Johns Hopkins and Duke University researchers have uncovered a concerning flaw in leading AI models, including Stability AI’s Stable Diffusion and OpenAI’s DALL-E 2. The flaw, dubbed “SneakyPrompt,” enables the manipulation of these models to generate explicit and violent content, bypassing safety filters and policies set by the developers.
The research, set to be presented at the IEEE Symposium on Security and Privacy, exposes the ease with which generative AI models can be coerced into creating explicit and harmful images. SneakyPrompt leverages reinforcement learning to craft seemingly nonsensical prompts that, when fed into the models, lead to the generation of forbidden content. This method essentially ‘jailbreaks’ the AI, sidestepping established safety measures.
Unmasking the vulnerabilities
Stability AI and OpenAI, both major players in the AI landscape, have robust safety filters to prevent the creation of inappropriate content. However, SneakyPrompt demonstrated that these safeguards are not foolproof. By subtly tweaking prompts, the researchers successfully evaded the safety nets, forcing the models to produce explicit images.
SneakyPrompt’s technique involves replacing blocked words with seemingly unrelated, nonsensical terms that the AI models interpret in a way that aligns with the forbidden content. For instance, replacing “naked” with a term like “grponypui” resulted in the generation of explicit imagery. This semantic subversion highlights a significant weakness in the AI models’ ability to discern harmful content.
Defying developer policies
The work of these researchers underscores the potential risks associated with releasing AI models into the public domain. While Stability AI and OpenAI explicitly forbid the use of their technology for explicit or violent content, SneakyPrompt exposes the insufficiency of existing guardrails. This raises concerns about the adequacy of safety measures and the potential misuse of AI technology.
Response from developers
Stability AI and OpenAI were promptly informed of the researchers’ findings. At the time of writing, OpenAI’s DALL-E 2 no longer generated NSFW images in response to the identified prompts. However, Stability AI’s Stable Diffusion 1.4, the version tested, remains vulnerable to SneakyPrompt attacks.
OpenAI refrained from commenting on the specific findings but directed attention to resources on its website for improving safety. Stability AI, on the other hand, expressed commitment to working with the researchers to enhance defense mechanisms for upcoming models and prevent misuse.
Addressing future threats
The researchers acknowledge the evolving nature of security threats to AI models. They propose potential solutions, such as implementing new filters that assess individual tokens rather than entire sentences. Another defense strategy involves blocking prompts containing words not found in dictionaries, although the study reveals the limitations of this approach.

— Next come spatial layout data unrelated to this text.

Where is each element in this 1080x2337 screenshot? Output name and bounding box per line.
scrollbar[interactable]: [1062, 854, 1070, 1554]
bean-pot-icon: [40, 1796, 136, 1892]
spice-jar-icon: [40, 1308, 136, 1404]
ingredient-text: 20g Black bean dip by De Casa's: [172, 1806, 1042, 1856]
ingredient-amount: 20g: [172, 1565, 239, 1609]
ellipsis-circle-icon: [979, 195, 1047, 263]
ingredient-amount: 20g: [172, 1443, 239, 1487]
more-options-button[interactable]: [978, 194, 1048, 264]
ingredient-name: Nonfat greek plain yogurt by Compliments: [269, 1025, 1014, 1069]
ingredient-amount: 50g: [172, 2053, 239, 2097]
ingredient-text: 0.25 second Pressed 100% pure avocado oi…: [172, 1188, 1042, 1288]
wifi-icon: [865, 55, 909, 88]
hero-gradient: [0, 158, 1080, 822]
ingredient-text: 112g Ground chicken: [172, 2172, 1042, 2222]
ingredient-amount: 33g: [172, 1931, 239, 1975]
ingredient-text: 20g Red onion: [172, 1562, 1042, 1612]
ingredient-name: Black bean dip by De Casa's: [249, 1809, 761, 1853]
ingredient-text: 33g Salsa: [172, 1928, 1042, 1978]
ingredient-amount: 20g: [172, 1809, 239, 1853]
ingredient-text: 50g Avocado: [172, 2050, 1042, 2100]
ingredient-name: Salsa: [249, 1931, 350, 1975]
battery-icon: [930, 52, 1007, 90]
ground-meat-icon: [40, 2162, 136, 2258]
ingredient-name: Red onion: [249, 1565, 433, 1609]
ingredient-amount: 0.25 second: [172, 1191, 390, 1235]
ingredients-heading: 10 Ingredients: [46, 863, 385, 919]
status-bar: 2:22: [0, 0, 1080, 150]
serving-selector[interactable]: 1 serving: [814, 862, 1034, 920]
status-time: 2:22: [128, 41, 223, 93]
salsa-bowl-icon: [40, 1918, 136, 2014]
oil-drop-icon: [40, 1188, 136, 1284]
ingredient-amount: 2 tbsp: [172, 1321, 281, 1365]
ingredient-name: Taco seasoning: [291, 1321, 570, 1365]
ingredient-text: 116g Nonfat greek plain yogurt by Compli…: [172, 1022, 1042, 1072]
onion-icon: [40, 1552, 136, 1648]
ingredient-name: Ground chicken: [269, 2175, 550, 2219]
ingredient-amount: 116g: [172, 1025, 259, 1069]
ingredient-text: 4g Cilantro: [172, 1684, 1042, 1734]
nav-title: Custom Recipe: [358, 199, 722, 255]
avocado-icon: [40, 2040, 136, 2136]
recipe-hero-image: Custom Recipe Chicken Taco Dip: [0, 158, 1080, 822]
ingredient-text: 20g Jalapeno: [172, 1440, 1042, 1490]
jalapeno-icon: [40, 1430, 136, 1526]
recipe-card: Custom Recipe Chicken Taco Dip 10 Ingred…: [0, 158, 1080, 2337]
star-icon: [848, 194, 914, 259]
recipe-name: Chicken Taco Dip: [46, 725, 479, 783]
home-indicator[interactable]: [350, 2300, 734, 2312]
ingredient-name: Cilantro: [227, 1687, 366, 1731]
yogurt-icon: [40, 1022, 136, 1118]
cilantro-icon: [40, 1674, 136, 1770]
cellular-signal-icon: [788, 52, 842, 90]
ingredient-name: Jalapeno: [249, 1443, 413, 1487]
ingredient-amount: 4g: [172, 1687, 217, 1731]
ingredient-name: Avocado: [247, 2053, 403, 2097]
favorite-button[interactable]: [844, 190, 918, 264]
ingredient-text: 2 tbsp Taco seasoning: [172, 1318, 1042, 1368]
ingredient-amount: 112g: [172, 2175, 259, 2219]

The ability of AI models to bypass safety measures has broader implications, particularly in the context of information warfare. The potential for generating fake content related to sensitive events, as demonstrated in the recent Israel-Hamas conflict, raises concerns about the catastrophic consequences of AI-generated misinformation.
A wake-up call for the AI community
The research findings serve as a wake-up call for the AI community to reevaluate and strengthen security measures. The vulnerabilities exposed by SneakyPrompt underscore the need for continuous improvement in safety filters to mitigate the risks associated with the misuse of generative AI technology.
In a rapidly advancing field, the pursuit of robust safety measures becomes imperative to prevent AI models from being manipulated for malicious purposes. As AI continues to play an increasingly prominent role in various domains, the responsibility lies with developers to stay one step ahead of potential threats and ensure the ethical and secure deployment of their technologies.